Captain Summers shrugged his massive shoulders, and, as he turned to go, said laughingly:
"Mind you don't talk that way in the stoke-hold, or they might take you at your word and keep you down there."
"No danger of that, captain," laughed Mrs. Stuart. "The professor's only theorizing, you know. It costs nothing to expound theory. He has no idea of exchanging places with the stokers."
The commander guffawed loudly, and, with a parting salute to the ladies, turned on his heel and disappeared up the companionway. At that moment the Hon. Percy Fitzhugh came up, the inevitable monocle in his eye.
"Oh, I say, Miss Harmon," he began, with his affected English drawl. "Be my partner at shuffleboard, eh, what?"
Mrs. Stuart, irritated at an invitation which ignored her, answered for her ward:
"Miss Harmon has more serious things to attend to. Don't come disturbing us with your idiotic games. We are intellectual here--talking socialism, cannibals, wireless, stoke-holds, and such things. If you can't be intellectual, keep away."

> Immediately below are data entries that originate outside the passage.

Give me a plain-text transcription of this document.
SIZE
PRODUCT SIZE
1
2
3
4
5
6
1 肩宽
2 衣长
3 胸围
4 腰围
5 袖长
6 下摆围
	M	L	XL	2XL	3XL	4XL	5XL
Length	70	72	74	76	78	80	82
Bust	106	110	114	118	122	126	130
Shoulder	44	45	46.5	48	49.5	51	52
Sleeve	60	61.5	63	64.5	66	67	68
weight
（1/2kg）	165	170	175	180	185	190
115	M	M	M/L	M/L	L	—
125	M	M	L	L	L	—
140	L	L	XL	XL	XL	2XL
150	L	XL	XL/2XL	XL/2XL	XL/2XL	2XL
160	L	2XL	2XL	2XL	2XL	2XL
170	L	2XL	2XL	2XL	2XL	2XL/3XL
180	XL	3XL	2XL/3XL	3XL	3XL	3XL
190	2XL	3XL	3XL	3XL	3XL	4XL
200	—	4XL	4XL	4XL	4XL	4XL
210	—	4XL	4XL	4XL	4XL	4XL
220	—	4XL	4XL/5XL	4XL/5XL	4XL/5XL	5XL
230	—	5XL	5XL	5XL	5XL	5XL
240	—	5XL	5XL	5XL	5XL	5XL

"Mr. Fitzhugh," said Grace, laughing, "you promised to take me down to the stoke-hold. Suppose we all go now?"
Mr. Fitzhugh beamed. The beautiful one had actually deigned to ask him a favor. Overcome with emotion, he stuttered his reply:
"Delighted, of course. It'll be jolly good sport to see the beggars hard at work down there. I'll let the shuffleboard go hang. Come, we'll go and see the chief engineer, eh, what?"
He assisted Grace and Mrs. Stuart to their feet, and, followed by the professor, they all made their way to Mr. Wetherbee's cabin.